Wednesday, November 2, 2011

So lately I have been studying Leviticus. When I first started the study, I was pretty un-excited about it. Everything I had previously read in Leviticus was either boring or to be honest, rather vulgar. However, the Lord has been teaching me a lot about the Old Testament and its use in my life. Growing up, I was more or less taught that Old Testament stories were used to teach me morals: I should obey God because Adam and Eve didn't, the Ten Commandments were a good standard to live by, I should have the same faith that Daniel had in the Lion's Den.

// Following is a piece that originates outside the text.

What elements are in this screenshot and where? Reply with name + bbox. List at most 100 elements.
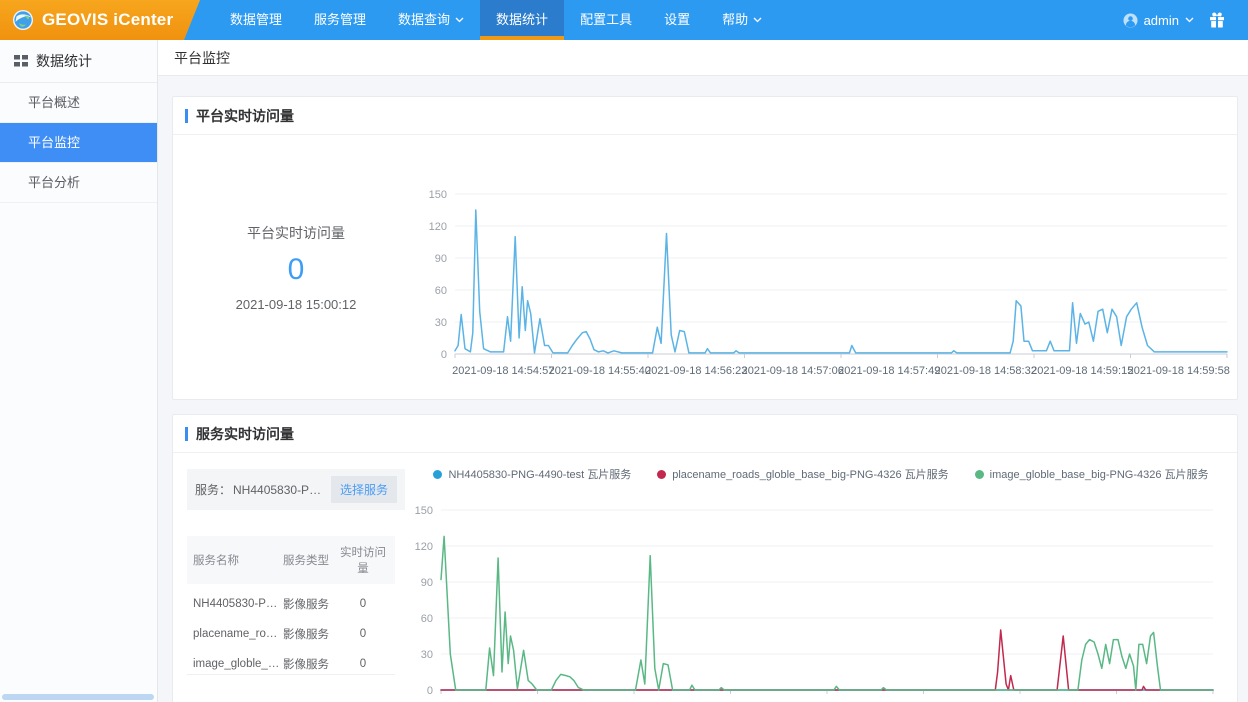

However, and praise the Father for this, I have begun to really understand and grasp the beauty of the Old Testament being woven together for one purpose: to point to the promised one, Jesus Christ. Now when I read the story of Adam and Eve, I am reminded of the fall and what that means for me and the rest of mankind (Eph. 2:1-3). But then it also reminds me of the redemptive plan that God set into action before time began through Christ (Eph. 2:4-7). And when I look at the Ten Commandments, instead of seeing them as guidelines on which to base my life, I see them as a mirror (thank you Sky Pratt) to show me my depraved state. The law has no power to save; only the power to expose. And when a person comes face to face with his/her deadness, that is when the gospel ("good news" because it really is!) shines through. God is so good.

But anyway, back to Leviticus. What is so cool about Leviticus is that it points to Christ. As I am reading about all the different offerings, I am reminded that Christ fulfilled the law and was THE ultimate sacrifice on our behalf. And what is neat is that the sacrifices in Leviticus were a pleasant aroma to God when they were offered with a humble heart. Leviticus 1:9 says, "and the priest shall burn all of it on the alter as a burnt offering, a food offering with a pleasing aroma to the Lord." Now on to the New Testament. Ephesians 5:2 says, "and live a life of love, just as Christ loved us and gave himself up for us as a fragrant offering and sacrifice to God." Like I said, Christ was the ultimate sacrifice to God on our behalf, and just as the sacrifices in the OT were a pleasing aroma to the Father, so the Son's substitutionary death on the cross was the most pleasant aroma to Him. So neat!

And now, because of all of that, we, as believers, are to live a life of love; a life of love to God as well as to others. Our lives, just as Christ's was, are to be a pleasing aroma to the Lord. Romans 12:1 says, "Therefore, I urge you, brothers, in view of God's mercy, to offer your bodies as living sacrifices, holy and pleasing to God--this is your spiritual act of worship." We were created in Christ Jesus to live holy lives full of good works (Eph. 2:10). And when we live those lives of good works (works that are done out of love for the Lord and for His glory), we produce a pleasant aroma to the Father.

So humbling that He loves us and uses us!